Among the other areas for improvement:
Do more to discourage payments to board members. The report smartly acknowledges that nonprofits have a tradition of not paying board members but then does little to encourage organizations to stick to this principle. What's more, the guidelines ignore the fact that some nonprofits are increasingly willing to pay above-market rates to board members who provide legal, accounting, and fundraising services.
Make clear that excessive pay has no place at nonprofits. The updated guidelines do not offer much guidance about executive compensation, even though so many scandals at nonprofits are caused by the enormous compensation packages many nonprofit CEOs receive. Are salaries of over $500,000, $1 million, or more reasonable? Are huge bonuses reasonable? What should be the standard of reasonableness?
What's more, the guidelines urge nonprofits to compare salaries not just to comparable nonprofits but also to businesses. The corporate world should not be the model for nonprofits.
Add accountability guidelines for foundations.

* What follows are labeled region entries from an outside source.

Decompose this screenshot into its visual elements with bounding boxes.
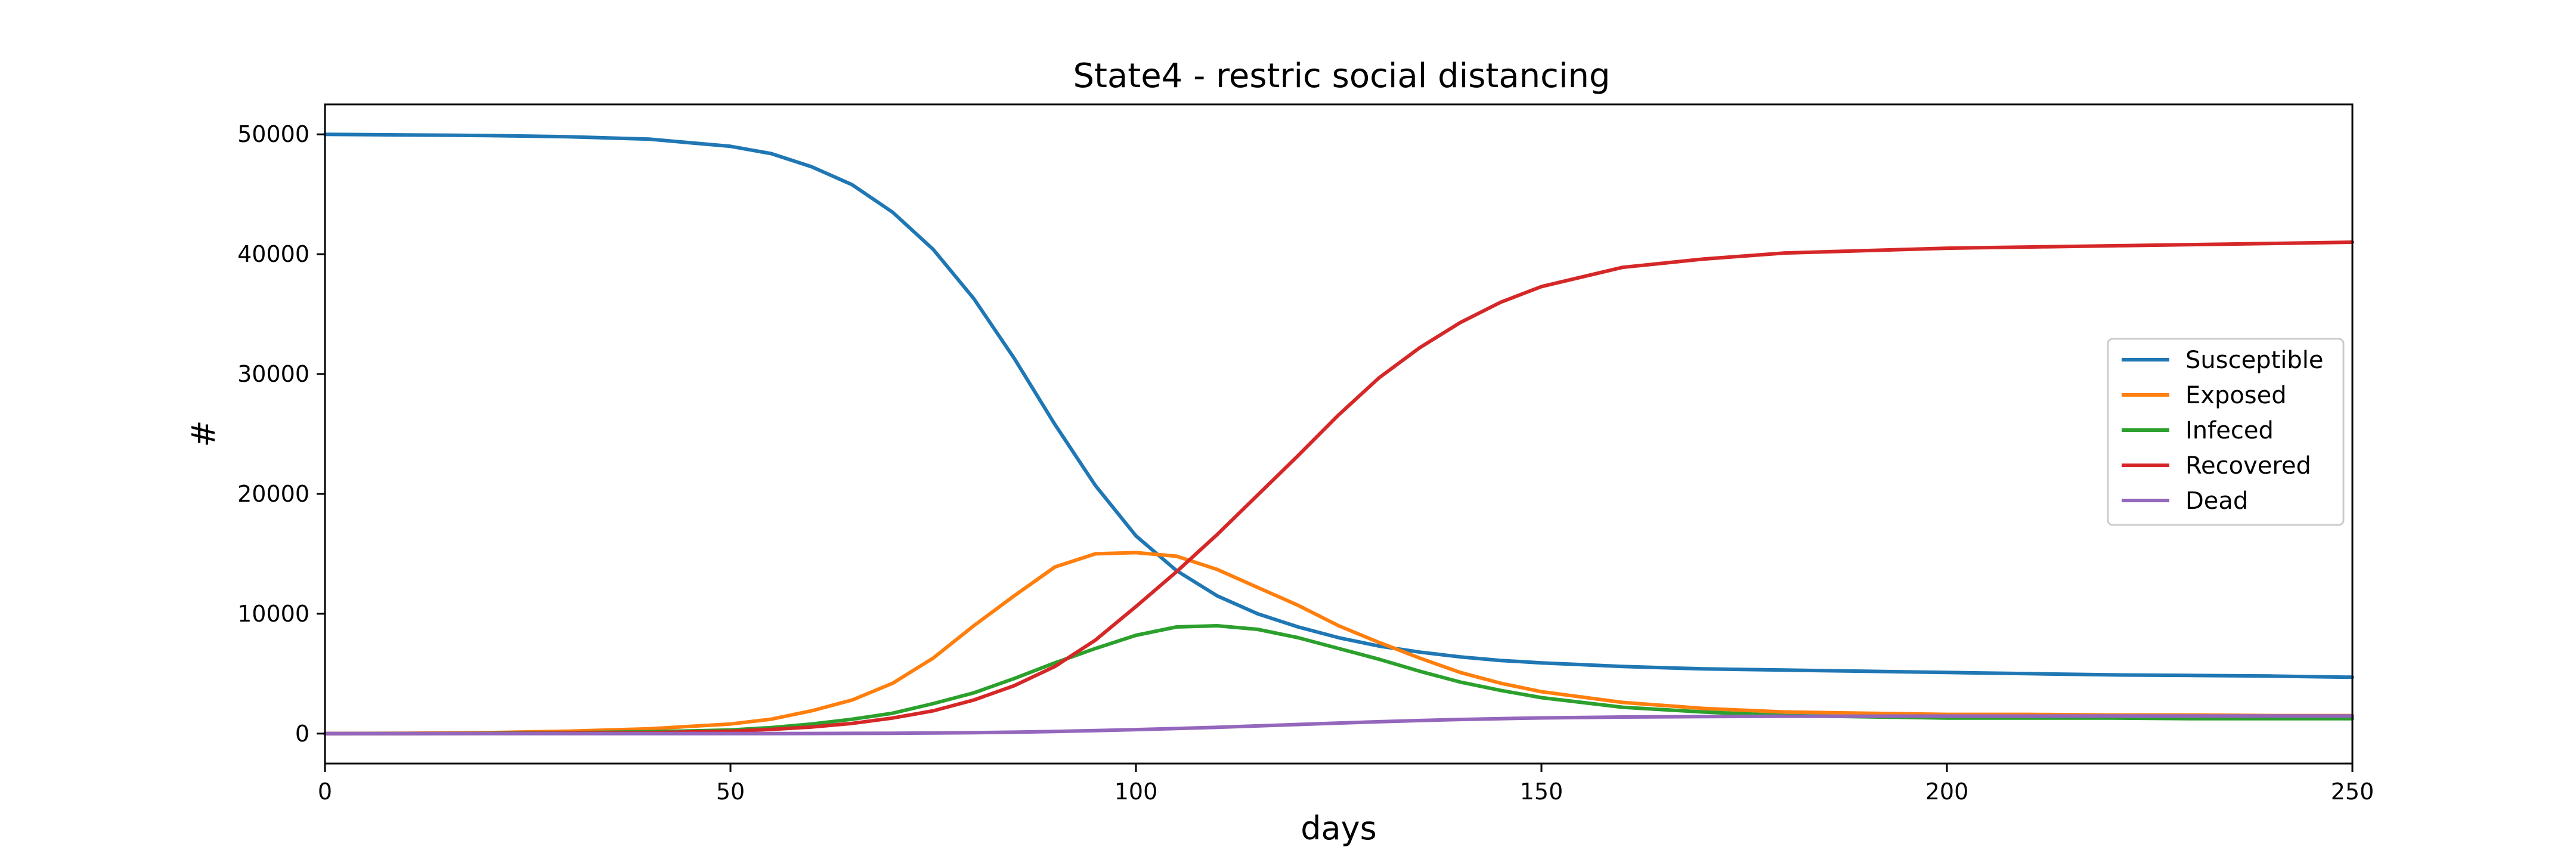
legend-label-susceptible: Susceptible (2185, 347, 2323, 374)
y-tick-label: 30000 (237, 361, 309, 387)
ticks-layer: 0 50 100 150 200 250 0 10000 20000 30000 40000 5000… (237, 121, 2374, 805)
legend-label-exposed: Exposed (2185, 382, 2287, 409)
legend-label-infeced: Infeced (2185, 417, 2274, 444)
series-line-recovered (323, 240, 2354, 736)
y-axis-label: # (185, 420, 222, 447)
series-layer (323, 132, 2354, 736)
y-tick-label: 50000 (237, 121, 309, 147)
x-tick-label: 200 (1925, 778, 1969, 805)
legend-label-recovered: Recovered (2185, 452, 2311, 480)
plot-frame (324, 103, 2354, 765)
chart-title: State4 - restric social distancing (1073, 57, 1610, 95)
x-tick-label: 100 (1114, 778, 1158, 805)
series-line-dead (323, 714, 2354, 736)
y-tick-label: 10000 (237, 601, 309, 627)
x-tick-label: 50 (716, 778, 745, 805)
legend-label-dead: Dead (2185, 487, 2248, 515)
x-tick-label: 0 (318, 778, 332, 805)
legend-frame (2107, 338, 2345, 526)
x-tick-label: 150 (1520, 778, 1563, 805)
series-line-exposed (323, 551, 2354, 736)
series-line-susceptible (323, 132, 2354, 679)
y-tick-label: 0 (295, 721, 309, 747)
legend: Susceptible Exposed Infeced Recovered Dead (2107, 338, 2345, 526)
x-axis-label: days (1301, 809, 1376, 847)
y-tick-label: 40000 (237, 241, 309, 267)
legend-items: Susceptible Exposed Infeced Recovered Dead (2122, 347, 2323, 515)
x-tick-label: 250 (2331, 778, 2374, 805)
y-tick-label: 20000 (237, 481, 309, 507)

Perhaps because Independent Sector gets most of its money from foundations -- both as members and in grants to support its work -- it decided it was too touchy to say anything in its guidelines about grant makers.
The foundation world is in desperate need of transformation, so Independent Sector erred by focusing its guidelines only on charities. In its discussions of governance and accountability, it never mentions the problems caused by the growth of big foundations run by just two or three family members, even though they are a real threat to democracy and lack public accountability, as are boards composed mostly of elite individuals.
The guidelines don't raise questions about the adequacy of the 5 percent minimum distribution rate or about ways that foundations can help nonprofits, like accelerating board meetings to review grants to shorten the amount of time nonprofits have to wait for their money. Nor does it make any useful suggestions about how foundations could be more accountable by allowing more nonprofits to apply for funds; today, so many foundations fail to accept solicited proposals that many worthy nonprofits have nowhere to turn.
Strengthening the guidelines in such ways would be useful, but the most important thing Independent Sector could do if it wants to improve accountability is to call for new legislation and tougher enforcement.
As Dean Zerbe, managing director of the Alliant Group and former tax counsel to the Senate Finance Committee, told The Chronicle , voluntary guidelines are useful, but tougher government laws and regulations are necessary.
But Independent Sector appears perfectly comfortable with the status quo, failing to acknowledge that the IRS has been so decimated by staff cuts that it does little to enforce the law. Nor have state attorneys general demonstrated that they are capable of enforcing the rules that govern nonprofits. Why isn't Independent Sector lobbying Congress for additional revenue to enable the regulators to do their jobs?
The answer is that Independent Sector doesn't want any tightening of federal regulations or enforcement. It believes that self-regulation can do the job.
But self-reform by itself has never worked, and it never will.
Pablo Eisenberg is a senior fellow at the Center for Public and Nonprofit Leadership at Georgetown University's McCourt School of Public Policy.